Un processo penale, quindi, che vede il giudice meramente arbitro dell'osservanza delle regole di una contesa tra
parti contrapposte, e il giudizio avrebbe la funzione di non accertare i fatti reali onde pervenire ad una decisione il più
possibile corrispondente al risultato voluto dal diritto sostanziale, ma di attingere nel presupposto di
un'accentuata autonomia finalista del processo quella sola verità processuale che sia
possibile conseguire attraverso la logica dialettica del contraddittorio e nel rispetto di rigorose regole metodologiche e
processuali coerenti nel modello.
Tale concezione, però, non era stata accettata prima dell'avvento del principio del giusto processo dal giudice delle
leggi (cfr. sent. Corte Cost. 26-03-1993 n. 111) che richiamando il tessuto normativo positivo (la legge delega e i principi
costituzionali di cui questa richiede l'attuazione) ha evidenziato che fine primario ed ineludibile del
processo penale non può che rimanere quello della ricerca della verità(4).

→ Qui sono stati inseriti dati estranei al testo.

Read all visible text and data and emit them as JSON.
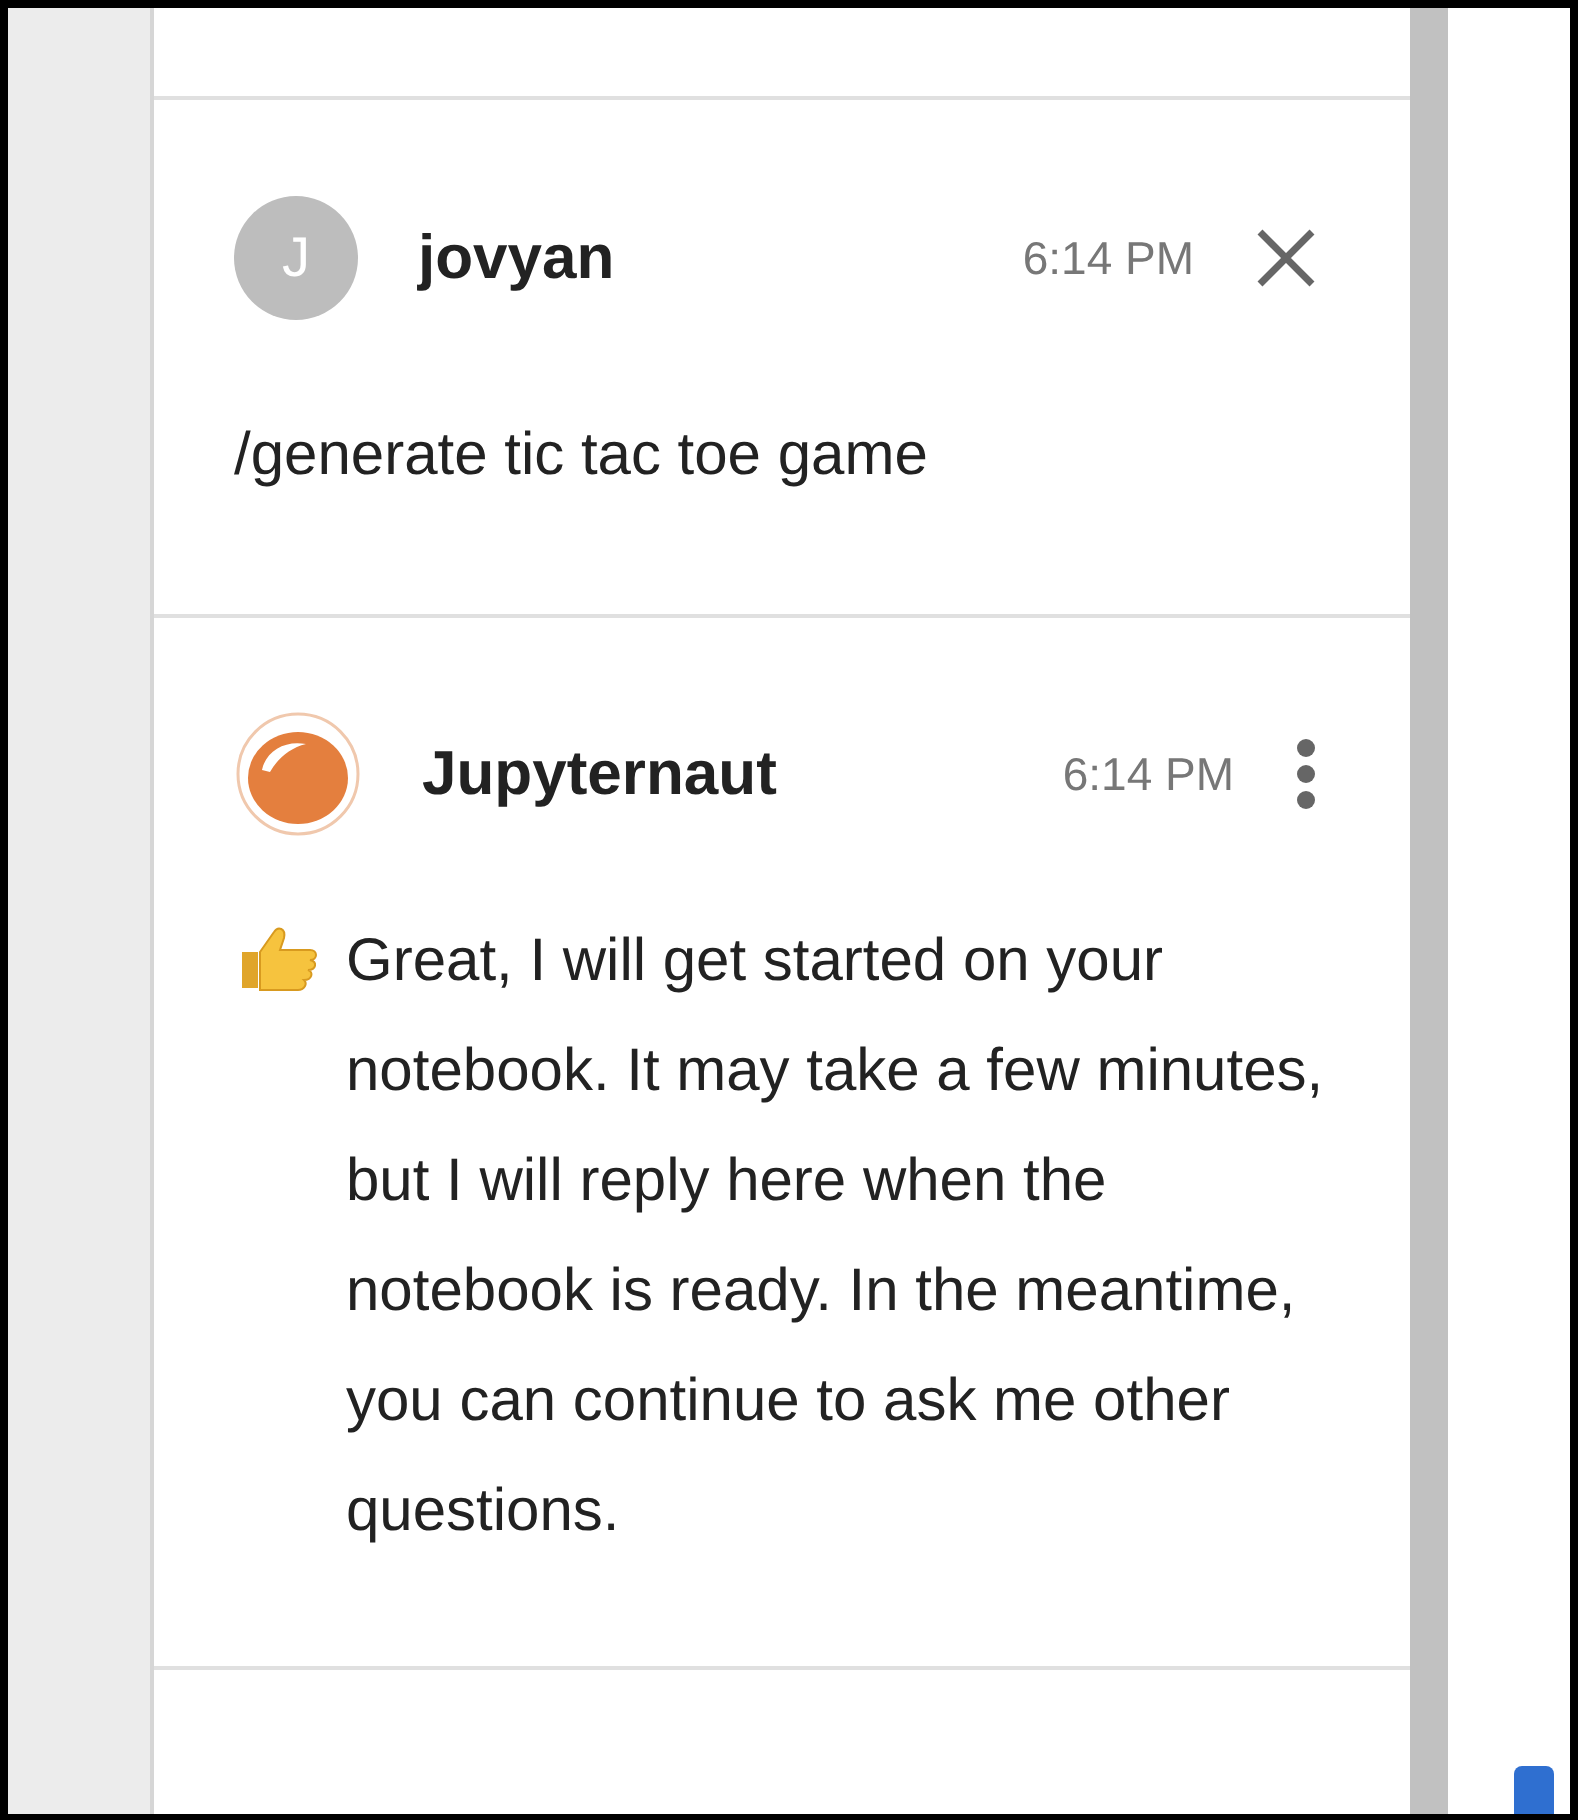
{
  "messages": [
    {
      "kind": "user",
      "avatar": "J",
      "sender": "jovyan",
      "time": "6:14 PM",
      "body": "/generate tic tac toe game"
    },
    {
      "kind": "bot",
      "sender": "Jupyternaut",
      "time": "6:14 PM",
      "body": "Great, I will get started on your notebook. It may take a few minutes, but I will reply here when the notebook is ready. In the meantime, you can continue to ask me other questions."
    }
  ]
}
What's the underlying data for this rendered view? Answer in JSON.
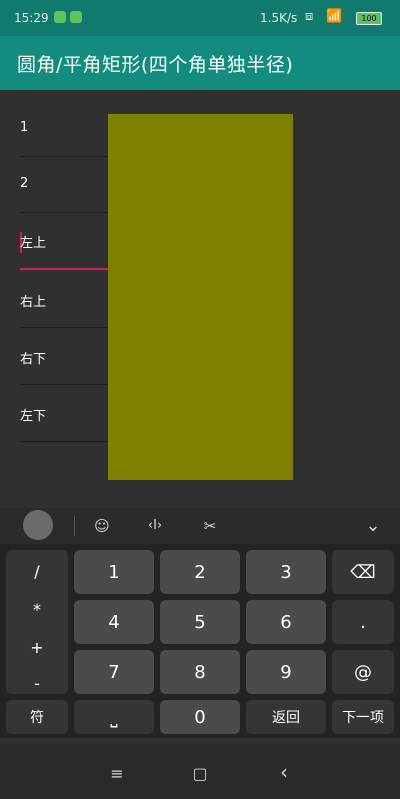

Il fantasma dell'inquisitore, come è facile rilevare, è stato ed è sempre dietro l'angolo, anche se con la
modifica costituzionale dell'art. 111 il giudice delle leggi ha, in un certo qual modo, invertito la rotta.
(5)S'impone, però, un intervento legislativo che delimiti i poteri del giudice durante l'esame incrociato, in
quanto l'interpretazione data dalla Corte di Cassazione con la sentenza in commento, è estremamente lesiva
della genuinità della prova testimoniale e non in sintonia con il principio del giusto processo.
In dottrina, è stato osservato che il divieto di porre domande suggestive abbia il suo ambito operativo solo per
l'esame diretto, ovvero per quello condotto dalla parte che abbia un interesse comune a quella richiedente, e
come ciò abbia suo fondamento giustificativo nell'esigenza di garantire la genuinità della prova e di evitare che la
possibile pregressa conoscenza dei fatti della parte richiedente, nonché l'astratta o anche solo potenziale
comunione di intenti tra la stessa ed il teste, possa indurre l'esaminante aguidare l'esame
verso un scopo predeterminato; (6).
Con ciò, è stato giustamente rilevato, si tende a scongiurare il pericolo che la parte che ha chiesto
l'esame possa influenzare la risposta attraverso domande a cui il teste si limiti a rispondere con un sì o con un no.
Mentre tale divieto non è posto per la parte che deve controesaminare in quanto il controesame assolve al compito di
verifica dell'attendibilità del teste con funzioni distruttive e confutative (7).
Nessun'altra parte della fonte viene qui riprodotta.